The authority has set the minimum price at GH₵12.73 for petrol and GH₵13.43 for diesel.
This means that no oil marketing company is permitted to sell below these prices.
In a notice to Oil Marketing Companies (OMCs) and Liquefied Petroleum Gas (LPG) marketers, the NPA urged all industry players to adhere to the established price floors during this period.
The NPA clarified that the new price floors do not include the premiums charged by International Oil Trading Companies (IOTCs) or the operating margins of BIDECs, nor the Marketers’ and Dealers’ Margins for OMCs and LPGMCs.
These will be independently determined by the companies, as outlined under the Price Deregulation Policy.

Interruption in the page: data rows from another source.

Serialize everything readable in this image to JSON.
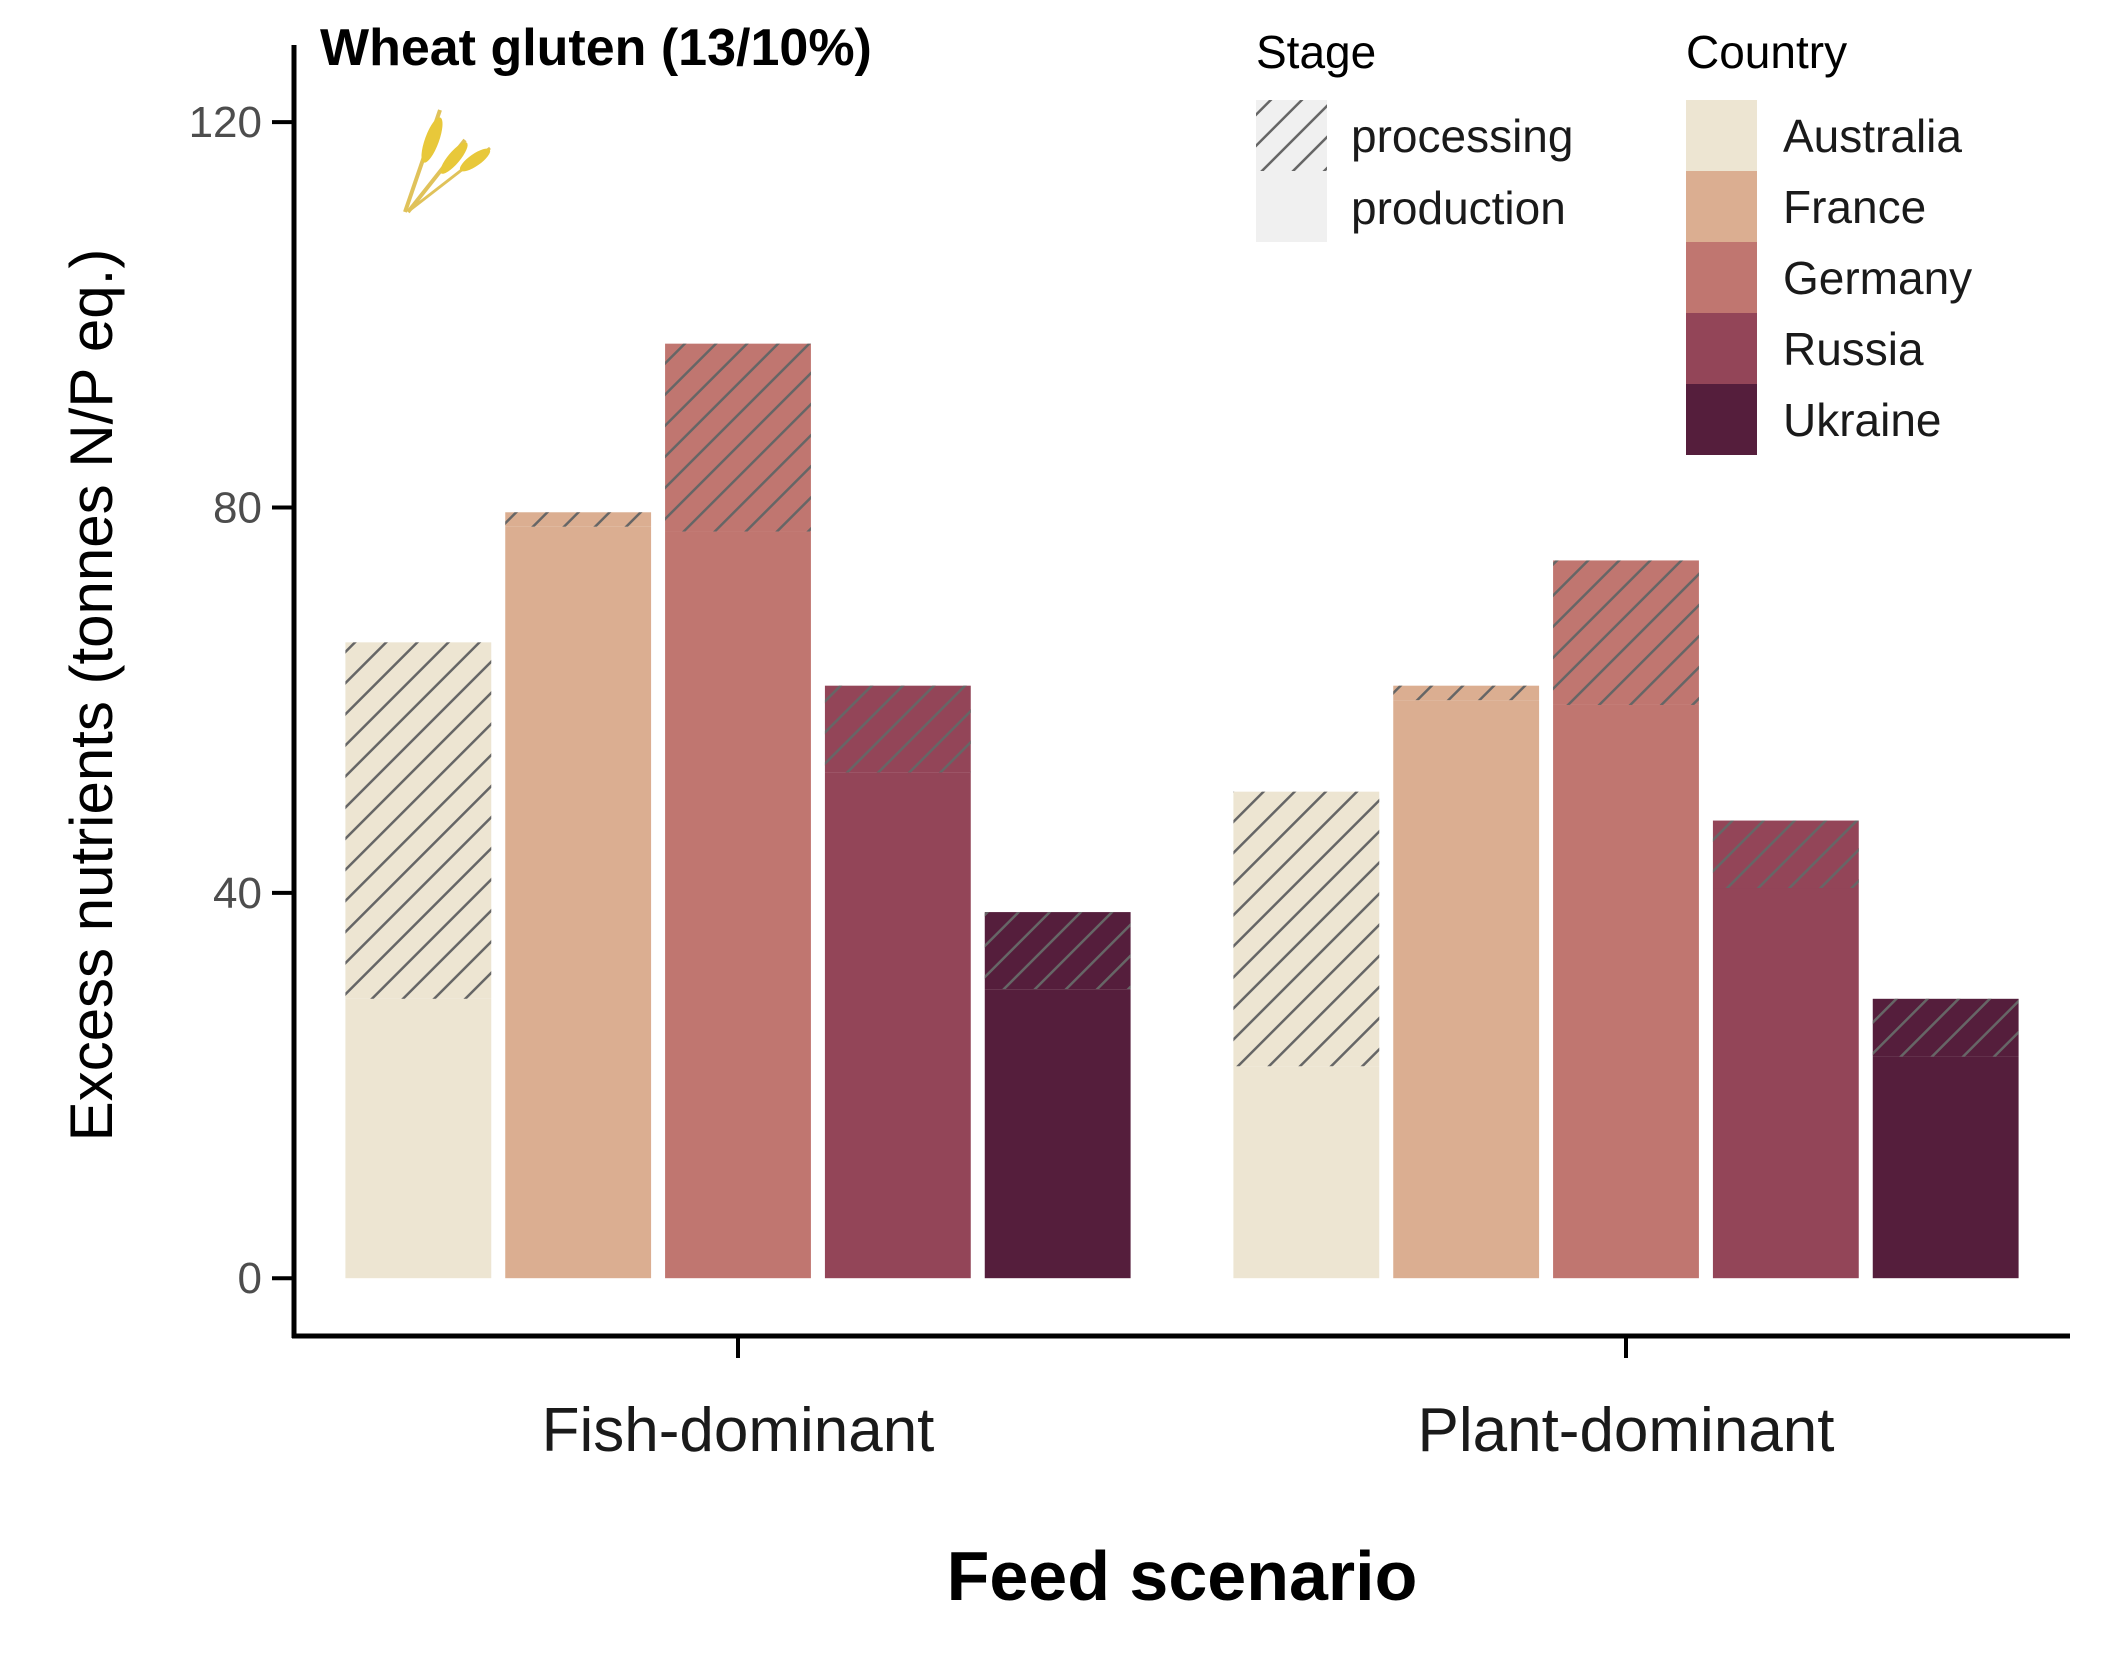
{
  "chart_data": {
    "type": "bar",
    "title": "Wheat gluten (13/10%)",
    "xlabel": "Feed scenario",
    "ylabel": "Excess nutrients (tonnes N/P eq.)",
    "ylim": [
      -6,
      128
    ],
    "yticks": [
      0,
      40,
      80,
      120
    ],
    "categories": [
      "Fish-dominant",
      "Plant-dominant"
    ],
    "stacked": true,
    "stack_order": [
      "production",
      "processing"
    ],
    "series": [
      {
        "name": "Australia",
        "color": "#ede5d2",
        "production": [
          29,
          22
        ],
        "processing": [
          37,
          28.5
        ]
      },
      {
        "name": "France",
        "color": "#dbae91",
        "production": [
          78,
          60
        ],
        "processing": [
          1.5,
          1.5
        ]
      },
      {
        "name": "Germany",
        "color": "#c07670",
        "production": [
          77.5,
          59.5
        ],
        "processing": [
          19.5,
          15
        ]
      },
      {
        "name": "Russia",
        "color": "#934558",
        "production": [
          52.5,
          40.5
        ],
        "processing": [
          9,
          7
        ]
      },
      {
        "name": "Ukraine",
        "color": "#551e3c",
        "production": [
          30,
          23
        ],
        "processing": [
          8,
          6
        ]
      }
    ],
    "grid": false,
    "legend": {
      "placement": "top-right",
      "stage_title": "Stage",
      "stage_items": [
        {
          "label": "processing",
          "pattern": "hatch"
        },
        {
          "label": "production",
          "pattern": "none"
        }
      ],
      "country_title": "Country",
      "country_items": [
        "Australia",
        "France",
        "Germany",
        "Russia",
        "Ukraine"
      ]
    },
    "icon": "wheat-icon"
  }
}
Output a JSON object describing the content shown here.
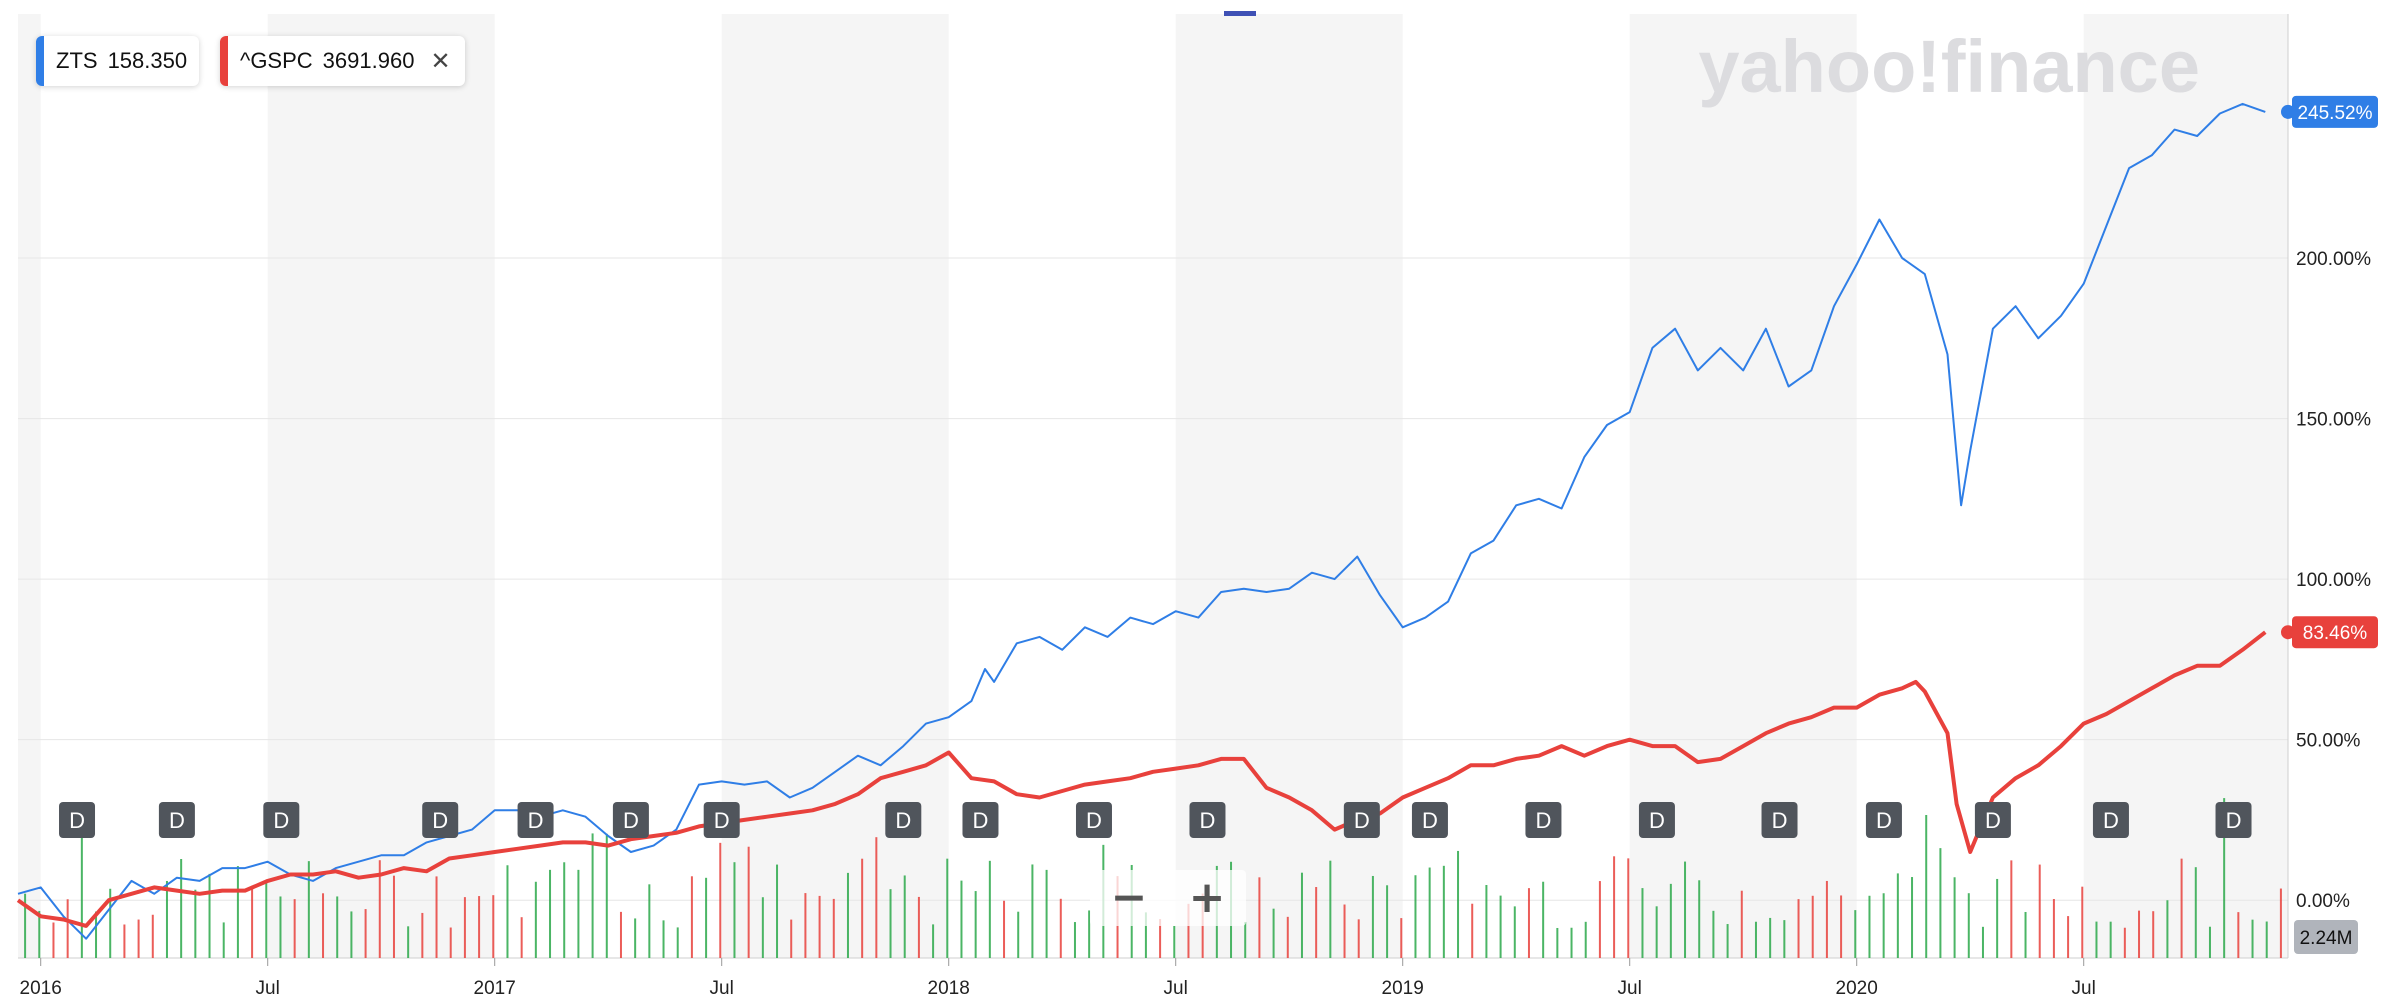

The price floor mechanism was introduced by the NPA to prevent price undercutting in the industry, a practice that could destabilize the sector if left unchecked.
Recently, the NPA suspended the Price Floor program for Bulk Oil Distribution Companies (BDCs) due to concerns raised by stakeholders in that sector. However, it will continue implementing the policy for oil marketing companies.
Despite some criticism from industry players who view the policy as anti-free market, the NPA maintains that the price floor was introduced after consultation with industry stakeholders and is necessary to address price undercutting.